Ce changement de cadre d’analyse permet de considérer les incertitudes présentes dans la production de l’output (la transformation) sans se priver des effets potentiellement utiles des interactions entre client et banquier. Cela réhabilite les interactions car, « en raison des capacités différenciées d’interprétation des informations disponibles et d’anticipation, la séquence état de l’environnement chargé en information-anticipation-décision-action-résultat ne peut plus se réduire à la séquence environnement-action-résultat » (Rivaud-Danset, 1996, p. 944).
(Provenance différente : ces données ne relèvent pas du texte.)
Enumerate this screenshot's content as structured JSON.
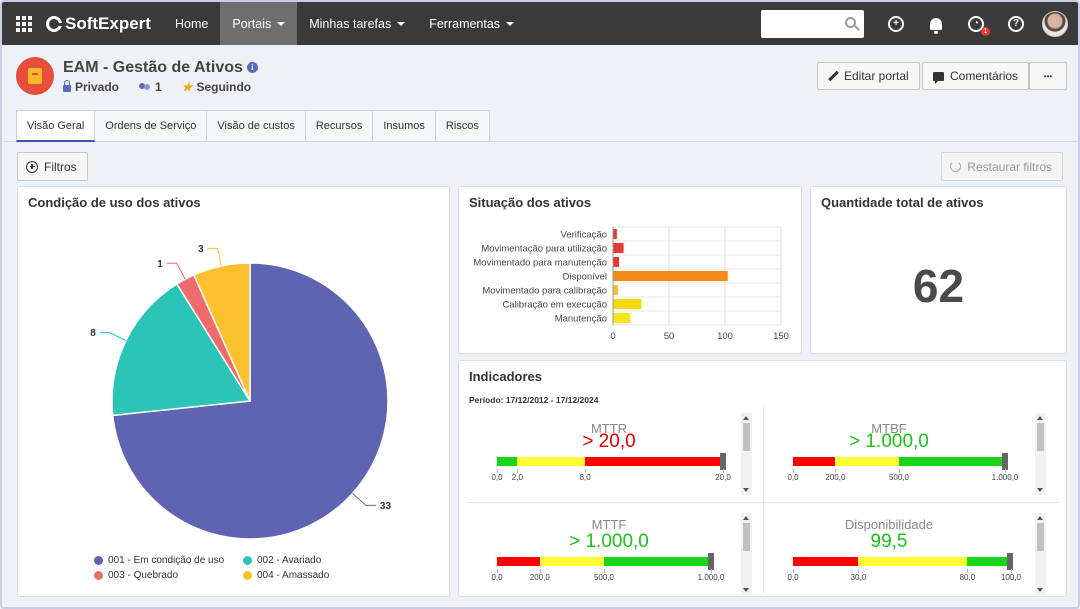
{
  "nav": {
    "logo": "SoftExpert",
    "items": [
      "Home",
      "Portais",
      "Minhas tarefas",
      "Ferramentas"
    ],
    "notification_count": "1"
  },
  "header": {
    "title": "EAM - Gestão de Ativos",
    "privacy": "Privado",
    "members": "1",
    "follow": "Seguindo",
    "edit_label": "Editar portal",
    "comments_label": "Comentários",
    "more_label": "•••"
  },
  "tabs": [
    "Visão Geral",
    "Ordens de Serviço",
    "Visão de custos",
    "Recursos",
    "Insumos",
    "Riscos"
  ],
  "filters": {
    "filter_label": "Filtros",
    "restore_label": "Restaurar filtros"
  },
  "colors": {
    "blue": "#5e63b2",
    "teal": "#2bc4b7",
    "red": "#ef6b6b",
    "yellow": "#fbc02d",
    "orange": "#f28a1a"
  },
  "chart_data": [
    {
      "type": "pie",
      "title": "Condição de uso dos ativos",
      "slices": [
        {
          "label": "001 - Em condição de uso",
          "value": 33,
          "color": "#5e63b2"
        },
        {
          "label": "002 - Avariado",
          "value": 8,
          "color": "#2bc4b7"
        },
        {
          "label": "003 - Quebrado",
          "value": 1,
          "color": "#ef6b6b"
        },
        {
          "label": "004 - Amassado",
          "value": 3,
          "color": "#fbc02d"
        }
      ],
      "legend": "bottom"
    },
    {
      "type": "bar",
      "orientation": "horizontal",
      "title": "Situação dos ativos",
      "categories": [
        "Verificação",
        "Movimentação para utilização",
        "Movimentado para manutenção",
        "Disponível",
        "Movimentado para calibração",
        "Calibração em execução",
        "Manutenção"
      ],
      "values": [
        3,
        9,
        5,
        102,
        4,
        25,
        15
      ],
      "colors": [
        "#e53935",
        "#e53935",
        "#e53935",
        "#f28a1a",
        "#fbc02d",
        "#f5d90a",
        "#f5e61a"
      ],
      "xlim": [
        0,
        150
      ],
      "xticks": [
        0,
        50,
        100,
        150
      ],
      "grid": true
    }
  ],
  "total": {
    "title": "Quantidade total de ativos",
    "value": "62"
  },
  "indicators": {
    "title": "Indicadores",
    "period": "Período: 17/12/2012 - 17/12/2024",
    "gauges": [
      {
        "name": "MTTR",
        "value": "> 20,0",
        "color": "#e00000",
        "ticks": [
          "0,0",
          "2,0",
          "8,0",
          "20,0"
        ],
        "segments": [
          "green",
          "yellow",
          "red"
        ],
        "level": 1.0
      },
      {
        "name": "MTBF",
        "value": "> 1.000,0",
        "color": "#19c419",
        "ticks": [
          "0,0",
          "200,0",
          "500,0",
          "1.000,0"
        ],
        "segments": [
          "red",
          "yellow",
          "green"
        ],
        "level": 1.0
      },
      {
        "name": "MTTF",
        "value": "> 1.000,0",
        "color": "#19c419",
        "ticks": [
          "0,0",
          "200,0",
          "500,0",
          "1.000,0"
        ],
        "segments": [
          "red",
          "yellow",
          "green"
        ],
        "level": 1.0
      },
      {
        "name": "Disponibilidade",
        "value": "99,5",
        "color": "#19c419",
        "ticks": [
          "0,0",
          "30,0",
          "80,0",
          "100,0"
        ],
        "segments": [
          "red",
          "yellow",
          "green"
        ],
        "level": 0.995
      }
    ]
  }
}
La succession des interactions est potentiellement source de confiance, d’une amélioration de la qualité du jugement du client et du banquier, et de l’émergence d’un cadre d’échange commun permettant l’ajustement entre les deux parties. On retrouve donc une des hypothèses guidant ce travail : la qualité des interactions a un effet direct sur la prise de décision des acteurs, à la fois en permettant d’évaluer et de réduire le niveau de risque. Toutefois, ces interactions ne sont pas exemptes de difficultés.